Bob's suggestion was good, make the firewall and mail server separate.
so your iptables rules would look like:
(by the way, Kahli, it isn't necessary to specify ethernet interfaces. I do
all my firewalling with a few vpn and anti-spoof exceptions based upon IP
only. This allows for simpler rulesets and more layering of the rules,
rather than have rules attached to specific hardware devices)
assuming you are NATting:
iptables -t nat -A POSTROUTING -s $internalIP -j SNAT --to-source
$externalIP
route external traffic to your public ip: $externalIP to a private IP
mailserver
iptables -t nat -A PREROUTING -d $externalIP -p tcp --dport 25 -j DNAT \
--to-destination $mailhost
Here is an internal webserver, however for whatever reason this mailserver
is using port 8000 (ie perhaps a proxy or webcache or whatever)

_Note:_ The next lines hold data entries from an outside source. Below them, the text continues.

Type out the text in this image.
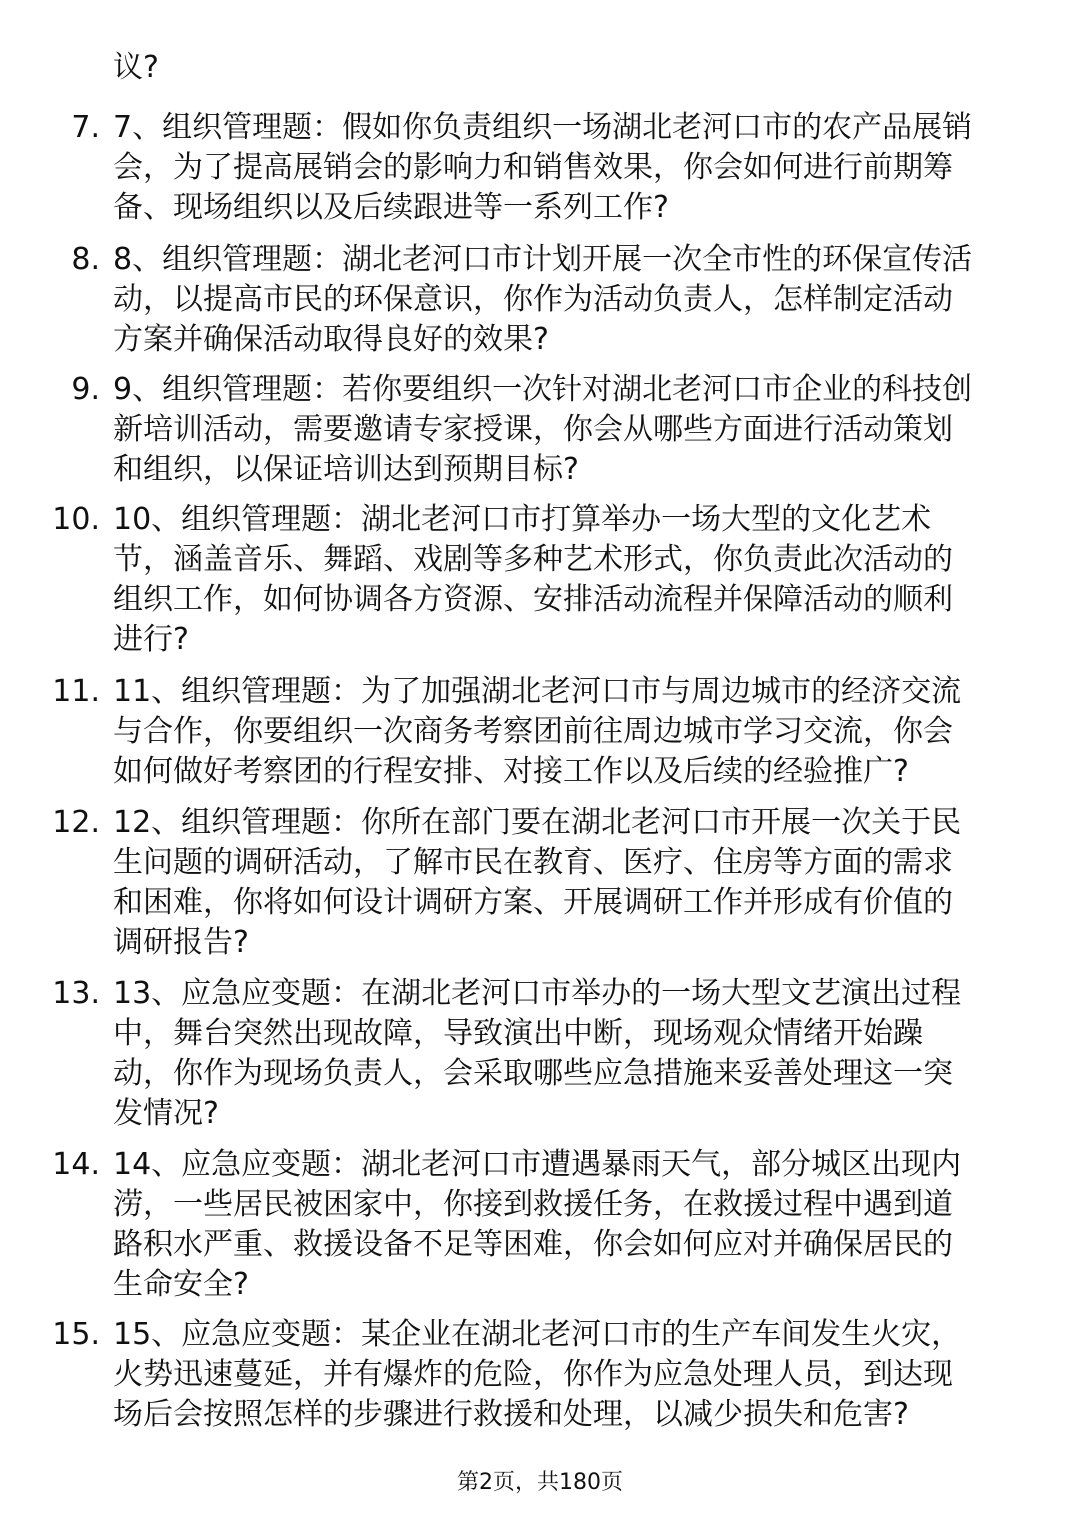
议?

7. 7、组织管理题：假如你负责组织一场湖北老河口市的农产品展销
会，为了提高展销会的影响力和销售效果，你会如何进行前期筹
备、现场组织以及后续跟进等一系列工作?

8. 8、组织管理题：湖北老河口市计划开展一次全市性的环保宣传活
动，以提高市民的环保意识，你作为活动负责人，怎样制定活动
方案并确保活动取得良好的效果?

9. 9、组织管理题：若你要组织一次针对湖北老河口市企业的科技创
新培训活动，需要邀请专家授课，你会从哪些方面进行活动策划
和组织，以保证培训达到预期目标?

10. 10、组织管理题：湖北老河口市打算举办一场大型的文化艺术
节，涵盖音乐、舞蹈、戏剧等多种艺术形式，你负责此次活动的
组织工作，如何协调各方资源、安排活动流程并保障活动的顺利
进行?

11. 11、组织管理题：为了加强湖北老河口市与周边城市的经济交流
与合作，你要组织一次商务考察团前往周边城市学习交流，你会
如何做好考察团的行程安排、对接工作以及后续的经验推广?

12. 12、组织管理题：你所在部门要在湖北老河口市开展一次关于民
生问题的调研活动，了解市民在教育、医疗、住房等方面的需求
和困难，你将如何设计调研方案、开展调研工作并形成有价值的
调研报告?

13. 13、应急应变题：在湖北老河口市举办的一场大型文艺演出过程
中，舞台突然出现故障，导致演出中断，现场观众情绪开始躁
动，你作为现场负责人，会采取哪些应急措施来妥善处理这一突
发情况?

14. 14、应急应变题：湖北老河口市遭遇暴雨天气，部分城区出现内
涝，一些居民被困家中，你接到救援任务，在救援过程中遇到道
路积水严重、救援设备不足等困难，你会如何应对并确保居民的
生命安全?

15. 15、应急应变题：某企业在湖北老河口市的生产车间发生火灾，
火势迅速蔓延，并有爆炸的危险，你作为应急处理人员，到达现
场后会按照怎样的步骤进行救援和处理，以减少损失和危害?

第2页，共180页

iptables -t nat -A PREROUTING -d $externalIP -p tcp --dport 80 -j DNAT \
--to-destination $www:8000
check out some notes for a euglug speech I did last year:
http://www.euglug.org/minutes.phtml?id=28
There are simple sample scripts and examples that will help you do
everything you would want to do while learning iptables.
Cory
-----Original Message-----
From: Kahli R. Burke [mailto:[EMAIL PROTECTED]]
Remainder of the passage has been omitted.